Bild: Eine Kämpferin in Sinjar, im Nordwesten Iraks.
Helan Abdulla alias Helly Luv ist die neue Symbolfigur im erbitterten Kampf
der Kurden gegen den Islamischen Staat (IS). 2015 drehte die Popsängerin in
einem verlassenen Dorf bei Mossul, zweieinhalb Kilometer von den Stellungen
des IS entfernt, das Video zu ihrer neuen Single „Revolution“. Sie trägt
einen Kampfanzug, um den Kopf ein goldverziertes Palästinensertuch, an den
Handgelenken Armbänder aus Patronenhülsen, und steigt in einen Panzer, an
dem die kurdische Flagge weht. Ihre Musik ist eine Mischung aus
traditionellen Klängen und modernen Rhythmen, die auch von Beyoncé oder
Britney Spears stammen könnte. Nur die Texte sind anders. Da ruft sie dazu
auf, „alles zu riskieren“ – für Kurdistan.
Hellys patriotische Popsongs sind international erfolgreich, ihr Video zu
„Risk it All“ von 2013 wurde auf Youtube fast 4 Millionen Mal angeklickt.
Hier sieht man sie umringt von Kämpferinnen mit geschminkten Augen und
lackierten Fingernägeln, die Kalaschnikows durch die Luft schwenken. Die
Clips der Sängerin, die in Finnland aufgewachsen ist, transportieren also
auf etwas übertriebene Weise die besondere Ausstrahlung, die den kurdischen
Kämpferinnen oft zugeschrieben wird. Es scheint der Sache nicht zu schaden.
Im Gegenteil: Weltweit wächst das Interesse an den Frauen an der Front.

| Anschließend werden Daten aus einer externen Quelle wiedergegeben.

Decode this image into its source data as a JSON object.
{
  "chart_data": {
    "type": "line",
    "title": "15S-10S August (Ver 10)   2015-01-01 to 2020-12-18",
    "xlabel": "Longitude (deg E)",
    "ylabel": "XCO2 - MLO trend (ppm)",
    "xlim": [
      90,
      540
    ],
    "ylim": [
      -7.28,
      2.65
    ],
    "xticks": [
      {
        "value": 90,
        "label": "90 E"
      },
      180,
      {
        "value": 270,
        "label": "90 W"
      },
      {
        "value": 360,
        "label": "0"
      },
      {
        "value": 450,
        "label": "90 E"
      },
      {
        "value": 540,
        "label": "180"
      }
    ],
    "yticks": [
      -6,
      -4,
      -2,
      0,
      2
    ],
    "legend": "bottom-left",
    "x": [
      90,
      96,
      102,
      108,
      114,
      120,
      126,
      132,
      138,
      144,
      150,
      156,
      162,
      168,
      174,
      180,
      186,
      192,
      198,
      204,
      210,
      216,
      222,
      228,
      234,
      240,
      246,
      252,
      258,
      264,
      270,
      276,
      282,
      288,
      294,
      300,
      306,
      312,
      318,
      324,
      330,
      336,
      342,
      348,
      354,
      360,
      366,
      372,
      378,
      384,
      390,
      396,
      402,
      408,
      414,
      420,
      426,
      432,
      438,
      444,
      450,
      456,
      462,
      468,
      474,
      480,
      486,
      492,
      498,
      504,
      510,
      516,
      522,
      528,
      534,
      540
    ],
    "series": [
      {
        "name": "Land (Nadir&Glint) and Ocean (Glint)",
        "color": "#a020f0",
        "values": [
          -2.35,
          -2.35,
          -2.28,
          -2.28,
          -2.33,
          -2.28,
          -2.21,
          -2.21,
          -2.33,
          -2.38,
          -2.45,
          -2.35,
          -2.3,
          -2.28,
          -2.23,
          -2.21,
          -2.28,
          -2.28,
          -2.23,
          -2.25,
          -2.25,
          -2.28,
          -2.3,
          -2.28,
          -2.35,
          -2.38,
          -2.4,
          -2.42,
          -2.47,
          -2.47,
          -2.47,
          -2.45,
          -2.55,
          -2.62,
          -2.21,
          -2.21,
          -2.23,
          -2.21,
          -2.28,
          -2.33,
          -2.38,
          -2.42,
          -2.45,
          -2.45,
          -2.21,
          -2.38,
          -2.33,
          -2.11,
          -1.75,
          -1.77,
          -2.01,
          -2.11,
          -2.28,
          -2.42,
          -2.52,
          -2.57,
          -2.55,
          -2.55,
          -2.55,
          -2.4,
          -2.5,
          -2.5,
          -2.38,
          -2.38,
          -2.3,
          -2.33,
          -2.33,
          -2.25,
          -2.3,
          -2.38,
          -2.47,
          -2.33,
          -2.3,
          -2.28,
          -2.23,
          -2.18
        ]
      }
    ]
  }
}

Die kurdischen Befehlshaber haben indes nicht erst auf den Kampf gegen den
IS gewartet, um militärische und politische Schlüsselpositionen mit Frauen
zu besetzen. Schon 1909 wurde Adila Khanim als Nachfolgerin ihres Ehemanns
Gouverneurin von Halabdscha und Oberhaupt des Jaf-Stamms, einem der größten
in ganz Kurdistan. Mit ihr, heißt es, kehrten in Halabdscha wieder Recht
und Ordnung ein. Auch Nahida Ahmed Rachid und Aila Hama Amin Ahmed vom
Frauenbataillon 106, das 1996 in Sulaimaniyya gegründet wurde, [1][berufen
sich auf Khanim, die die Briten einst respektvoll Lady Adela nannten].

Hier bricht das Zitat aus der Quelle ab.